Retirement bliss or worst-case scenario?

A commercial for a senior’s retirement living home this evening brought on an impromptu conversation between my son and I that has me thinking.

The setting for the commercial was the standard, happy and content seniors smiling and laughing and enjoying their golden years. Board games, a communal dining room with a chef that serves “gourmet meals”, lawn bowling and “supervised shopping excursions and outings”. At the same moment both my son and I voiced the sentiment of “I hope to all that’s holy that I never end up in a place like that”. It’s not that it’s a horrible place or that it’s a bad existence… but that’s it, it’s an existence.
There’s the concept that, at that stage of life you’ve worked, you’ve toiled and you’ve earned a time of ease and not having to worry about all the minutiae of life and struggles anymore. No more worrying about meals and bills to pay and chores. Just sit back and enjoy and be taken care of as you wait. For death. For your life to run down and your flame to just extinguish. But let’s think about that… it’s the horrifying sense of being “put out to pasture” that gripped me as I watched the commercial.

My son pointed out that the fact is that in that situation, you would be with everyone else from your peer group. His next remark being that the last time he was in a grouped setting with his peer grouping was high school and that wasn’t all that great. He actually shuddered…
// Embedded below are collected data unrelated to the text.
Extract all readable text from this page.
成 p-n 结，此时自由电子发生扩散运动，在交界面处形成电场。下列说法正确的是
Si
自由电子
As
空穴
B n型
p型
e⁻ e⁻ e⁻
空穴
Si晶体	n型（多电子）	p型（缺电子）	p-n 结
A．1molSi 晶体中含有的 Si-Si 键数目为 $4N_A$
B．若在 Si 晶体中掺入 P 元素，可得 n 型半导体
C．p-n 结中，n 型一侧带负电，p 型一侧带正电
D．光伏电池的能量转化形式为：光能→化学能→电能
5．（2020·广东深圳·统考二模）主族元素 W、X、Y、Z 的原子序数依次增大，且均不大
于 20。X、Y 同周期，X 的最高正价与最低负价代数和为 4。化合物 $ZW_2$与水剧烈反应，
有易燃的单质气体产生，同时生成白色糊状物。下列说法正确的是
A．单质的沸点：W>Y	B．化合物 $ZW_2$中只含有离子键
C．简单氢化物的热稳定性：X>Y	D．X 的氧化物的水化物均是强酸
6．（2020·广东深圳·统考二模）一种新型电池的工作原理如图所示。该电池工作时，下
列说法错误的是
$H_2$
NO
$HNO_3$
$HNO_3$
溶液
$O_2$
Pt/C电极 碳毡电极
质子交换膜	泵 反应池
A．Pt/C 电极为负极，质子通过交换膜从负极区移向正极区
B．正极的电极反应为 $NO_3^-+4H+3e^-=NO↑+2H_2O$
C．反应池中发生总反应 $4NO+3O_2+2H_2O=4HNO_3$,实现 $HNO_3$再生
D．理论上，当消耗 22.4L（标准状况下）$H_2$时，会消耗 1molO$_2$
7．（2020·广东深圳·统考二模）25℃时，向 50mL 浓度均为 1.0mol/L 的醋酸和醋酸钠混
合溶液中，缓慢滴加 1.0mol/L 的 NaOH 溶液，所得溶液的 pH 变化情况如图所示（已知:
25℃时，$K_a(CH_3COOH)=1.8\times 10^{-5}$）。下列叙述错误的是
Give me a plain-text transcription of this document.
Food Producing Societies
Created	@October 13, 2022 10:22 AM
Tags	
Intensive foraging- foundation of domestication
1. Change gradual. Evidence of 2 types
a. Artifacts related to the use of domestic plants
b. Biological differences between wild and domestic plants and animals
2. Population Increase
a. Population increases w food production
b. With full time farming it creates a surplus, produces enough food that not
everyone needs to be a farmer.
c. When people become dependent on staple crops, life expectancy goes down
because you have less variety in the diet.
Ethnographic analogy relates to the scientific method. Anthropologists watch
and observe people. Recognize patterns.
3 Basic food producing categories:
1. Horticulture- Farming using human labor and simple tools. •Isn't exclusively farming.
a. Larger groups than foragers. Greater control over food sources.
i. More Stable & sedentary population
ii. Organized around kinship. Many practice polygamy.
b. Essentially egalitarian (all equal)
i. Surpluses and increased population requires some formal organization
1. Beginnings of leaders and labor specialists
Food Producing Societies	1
Which begs the question; where are all the seniors with ear tunnels, tattoos and nose piercings in that commercial? I watched the people in the setting and thought how I wouldn’t want to spend every day, day after day, with people that I wouldn’t choose to spend time with now. Did all these people change as they aged? Were they homogenized by the years to the point that they just exist together in the end regardless of whether or not they would have ever chosen to socialize at any other stage in their lives? Do they look around and think “why am I having dinner with these people?” Or, almost worse, does that not even matter? Have they lost who they were?

It’s a sadness that pervades me when I think about someone living out a life of seeming surrender. Surrender to not living how they want or true to who they are. Of giving up. That, to me, is worse than the inevitable end they’re all whittling their time away towards.